Surprise Medical Bill Fuel Fight Between Providers, Insurers

The growth of insurance plans built around small networks of health-care providers is fueling new fights over surprise medical bills, when patients inadvertently get care from out-of-network doctors.

Providers and insurers are blaming each other for sticking patients with higher bills in such cases, and nearly two dozen states have passed or are considering legislation to protect consumers.

“This issue is taking off like wildfire,” said Betsy Imholz, special projects director at Consumers Union, which has collected stories from some 2,300 patients of surprise bills ranging from $50 to thousands of dollars.

Surprise bills often occur when patients receive care at an in-network hospital, but end up being treated by an emergency physician, anesthesiologist, radiologist or other hospital-based specialist who doesn’t accept the same insurance.

While the problem has simmered for years, consumer advocates say it is escalating with the rise of “narrow network” plans that contract with limited numbers of doctors and hospitals to lower costs.
What’s more, nearly 75% of the plans sold on the marketplace this year offer no out-of-network coverage except for emergencies, according to consultants Avalere Health LLC. Out-of-pocket maximums typically don’t apply to out-of-network bills, so plan members can face unlimited costs.

Patients can be powerless to avoid it.

Cassie Ray, a policy analyst with the American Cancer Society in Fairfield, Calif., says she verified, twice, that the outpatient surgery center where she had a follow-up to a mastectomy was in her insurance network. So she was shocked to receive a $588 bill from an out-of-network anesthesiologist.

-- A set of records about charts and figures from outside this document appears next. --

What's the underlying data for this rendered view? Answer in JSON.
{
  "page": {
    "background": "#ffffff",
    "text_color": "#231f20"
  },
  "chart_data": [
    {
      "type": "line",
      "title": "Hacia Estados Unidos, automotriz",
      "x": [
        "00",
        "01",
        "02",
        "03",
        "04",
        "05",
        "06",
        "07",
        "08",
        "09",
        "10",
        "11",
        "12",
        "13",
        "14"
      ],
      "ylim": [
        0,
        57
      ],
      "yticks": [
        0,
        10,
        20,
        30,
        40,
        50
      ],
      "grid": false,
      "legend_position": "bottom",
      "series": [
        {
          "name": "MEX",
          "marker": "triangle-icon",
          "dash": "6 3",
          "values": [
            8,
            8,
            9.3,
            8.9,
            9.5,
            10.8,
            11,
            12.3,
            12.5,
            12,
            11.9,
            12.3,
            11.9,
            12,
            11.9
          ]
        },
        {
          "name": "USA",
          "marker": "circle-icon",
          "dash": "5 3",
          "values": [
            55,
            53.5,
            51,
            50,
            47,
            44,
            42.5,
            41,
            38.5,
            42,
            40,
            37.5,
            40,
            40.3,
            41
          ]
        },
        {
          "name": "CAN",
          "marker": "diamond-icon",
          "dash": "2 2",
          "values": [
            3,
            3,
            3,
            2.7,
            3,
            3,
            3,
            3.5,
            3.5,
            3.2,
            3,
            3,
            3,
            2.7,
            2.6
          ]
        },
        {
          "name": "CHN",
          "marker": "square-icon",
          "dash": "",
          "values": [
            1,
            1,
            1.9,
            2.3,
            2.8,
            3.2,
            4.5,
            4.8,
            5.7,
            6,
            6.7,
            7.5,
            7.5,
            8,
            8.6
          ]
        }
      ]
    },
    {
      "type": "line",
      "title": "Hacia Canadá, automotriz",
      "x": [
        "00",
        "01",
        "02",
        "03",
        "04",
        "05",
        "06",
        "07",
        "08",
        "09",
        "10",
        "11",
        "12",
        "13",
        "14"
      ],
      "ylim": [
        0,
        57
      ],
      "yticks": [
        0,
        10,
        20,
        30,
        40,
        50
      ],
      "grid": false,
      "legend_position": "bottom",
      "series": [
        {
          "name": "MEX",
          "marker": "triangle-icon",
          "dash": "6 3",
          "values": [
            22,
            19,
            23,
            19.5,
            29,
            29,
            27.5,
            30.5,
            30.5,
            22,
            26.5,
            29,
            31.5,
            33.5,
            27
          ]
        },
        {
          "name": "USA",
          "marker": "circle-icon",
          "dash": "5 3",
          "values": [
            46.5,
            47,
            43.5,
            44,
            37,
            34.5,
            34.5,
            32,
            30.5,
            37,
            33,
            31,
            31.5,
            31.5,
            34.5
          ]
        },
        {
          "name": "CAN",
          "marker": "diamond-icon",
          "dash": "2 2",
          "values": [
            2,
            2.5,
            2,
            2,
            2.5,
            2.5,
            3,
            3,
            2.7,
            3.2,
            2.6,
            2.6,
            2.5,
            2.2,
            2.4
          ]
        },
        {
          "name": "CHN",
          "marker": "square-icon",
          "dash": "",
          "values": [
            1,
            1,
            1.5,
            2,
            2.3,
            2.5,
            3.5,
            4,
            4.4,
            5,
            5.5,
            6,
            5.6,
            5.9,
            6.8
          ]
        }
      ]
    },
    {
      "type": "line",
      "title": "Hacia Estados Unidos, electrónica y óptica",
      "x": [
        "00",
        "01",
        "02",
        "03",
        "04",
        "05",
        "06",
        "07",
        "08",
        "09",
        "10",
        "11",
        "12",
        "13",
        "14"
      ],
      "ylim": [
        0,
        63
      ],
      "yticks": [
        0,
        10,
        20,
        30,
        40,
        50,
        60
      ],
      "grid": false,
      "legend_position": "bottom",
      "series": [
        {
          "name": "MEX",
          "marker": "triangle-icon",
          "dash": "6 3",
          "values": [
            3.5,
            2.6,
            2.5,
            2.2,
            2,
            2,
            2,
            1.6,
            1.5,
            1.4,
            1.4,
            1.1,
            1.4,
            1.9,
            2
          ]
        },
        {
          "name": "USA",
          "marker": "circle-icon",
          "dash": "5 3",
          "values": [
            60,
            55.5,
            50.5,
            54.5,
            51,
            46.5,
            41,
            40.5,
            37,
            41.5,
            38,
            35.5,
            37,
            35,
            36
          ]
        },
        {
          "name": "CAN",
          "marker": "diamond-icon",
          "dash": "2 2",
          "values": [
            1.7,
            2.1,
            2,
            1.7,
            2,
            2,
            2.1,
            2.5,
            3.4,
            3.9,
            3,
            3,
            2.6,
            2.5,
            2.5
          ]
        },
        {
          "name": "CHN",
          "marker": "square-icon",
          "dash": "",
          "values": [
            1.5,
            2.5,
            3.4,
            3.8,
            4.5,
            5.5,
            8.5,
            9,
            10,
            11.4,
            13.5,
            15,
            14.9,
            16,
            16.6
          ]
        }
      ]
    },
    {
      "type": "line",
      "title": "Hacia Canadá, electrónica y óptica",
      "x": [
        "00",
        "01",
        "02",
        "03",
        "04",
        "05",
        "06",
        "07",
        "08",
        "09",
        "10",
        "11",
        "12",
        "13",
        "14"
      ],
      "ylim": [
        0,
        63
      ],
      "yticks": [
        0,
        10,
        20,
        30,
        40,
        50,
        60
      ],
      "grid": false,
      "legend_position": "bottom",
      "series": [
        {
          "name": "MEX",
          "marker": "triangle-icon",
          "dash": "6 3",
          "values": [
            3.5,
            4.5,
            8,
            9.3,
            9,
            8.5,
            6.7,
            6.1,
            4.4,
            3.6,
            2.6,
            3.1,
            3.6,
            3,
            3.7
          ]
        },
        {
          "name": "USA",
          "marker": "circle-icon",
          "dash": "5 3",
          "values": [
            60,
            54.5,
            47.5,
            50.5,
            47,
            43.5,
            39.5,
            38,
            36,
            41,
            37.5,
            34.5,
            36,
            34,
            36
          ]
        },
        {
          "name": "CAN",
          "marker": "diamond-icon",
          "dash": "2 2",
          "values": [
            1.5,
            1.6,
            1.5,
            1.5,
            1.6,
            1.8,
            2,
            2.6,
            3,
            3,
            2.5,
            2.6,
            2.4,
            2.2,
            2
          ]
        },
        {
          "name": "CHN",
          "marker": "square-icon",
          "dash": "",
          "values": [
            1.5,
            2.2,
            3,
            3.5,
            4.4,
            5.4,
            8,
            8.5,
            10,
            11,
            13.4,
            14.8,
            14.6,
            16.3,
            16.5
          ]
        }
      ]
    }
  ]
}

“The surgery center wouldn’t even discuss it with me. They said the anesthesiologist worked for a separate company,” she says.

Many of the current disputes center on the “usual and customary” rates insurers use to determine how much, if anything, to pay out-of-network doctors. Patients are typically responsible for the difference between what an out-of-network doctor charges and what their insurance pays.

Prime Healthcare Services, which operates 43 hospitals in 14 states, filed lawsuits against six insurers last month, charging that they use “a flawed, secret and legally inappropriate” system to set out-of-network rates that forced Prime providers to charge patients more.

In May, the American College of Emergency Physicians sued the Obama administration over a similar issue, charging that its final rules under the Affordable Care Act allow insurers to set out-of-network rates for ER doctors as low as they choose.

“The problem isn’t surprise bills—it’s surprise gaps in insurance coverage,” said Jay Kaplan, president of the emergency-physicians group. It says insurers have slashed payments to ER doctors as much as 70% in recent years, and taken advantage of federal laws requiring them to provide emergency care regardless of cost.

Insurers counter that more doctors are rejecting in-network rates, then charging out-of-network fees that are many times higher.

“This is as much about the prices that providers are charging as it is the insurance coverage,” says Clare Krusing, a spokeswoman for America’s Health Insurance Plans. “They are essentially demanding a blank check.”

For emergency care, when patients often can’t choose where ambulances take them, the ACA requires insurers to pay “reasonable” amounts to out-of-network providers and allows doctors to bill patients for the remainder, called balance-billing. Regulations under the ACA define reasonable as “the greatest” of either the Medicare rate, the insurer’s average in-network rate or the insurer’s usual-and-customary rate for out-of-network payments.

The ER physicians’ lawsuit demands that the Obama administration require insurers to use an independent database such as FAIR Health Inc. to calculate usual-and-customary rates. FAIR Health, which collects some 1.7 billion claims annually, was created in 2009 to settle charges by the New York State Attorney General’s office that insurers were significantly underestimating such rates. The ER doctors warn that insurers could underestimate those rates again unless the law requires transparency.

A spokesman for the Department of Health and Human Services declined to comment on pending litigation.

The insurers named in Prime Healthcare’s suit—including Aetna Inc., Cigna Corp., and Anthem subsidiary Amerigroup Nevada—declined to comment. Prime itself is facing allegations of Medicare fraud from the Justice Department, which it has denied.

State laws to protect consumers vary widely. Some merely require insurers to inform patients they might be billed by an out-of-network provider. Others limit how much out-of-network providers can bill patients and some set up arbitration processes to resolve disputes between insurers and providers.

Connecticut’s law, which went into effect July 1, says patients who receive out-of-network emergency care are responsible only for in-network cost-sharing and requires insurers to base their usual and customary rates on the 80th percentile for such charges in the FAIR Health database.

Meanwhile, the Obama administration’s 2017 budget proposed requiring hospitals to take “reasonable steps” to match patients with in-network providers and requiring physicians who regularly provide hospital services to accept in-network rates. But experts doubt that will happen any time soon.

“That’s a good goal but the devil is in the details,” says Jack Hoadley, professor in the Health Policy Institute at Georgetown University.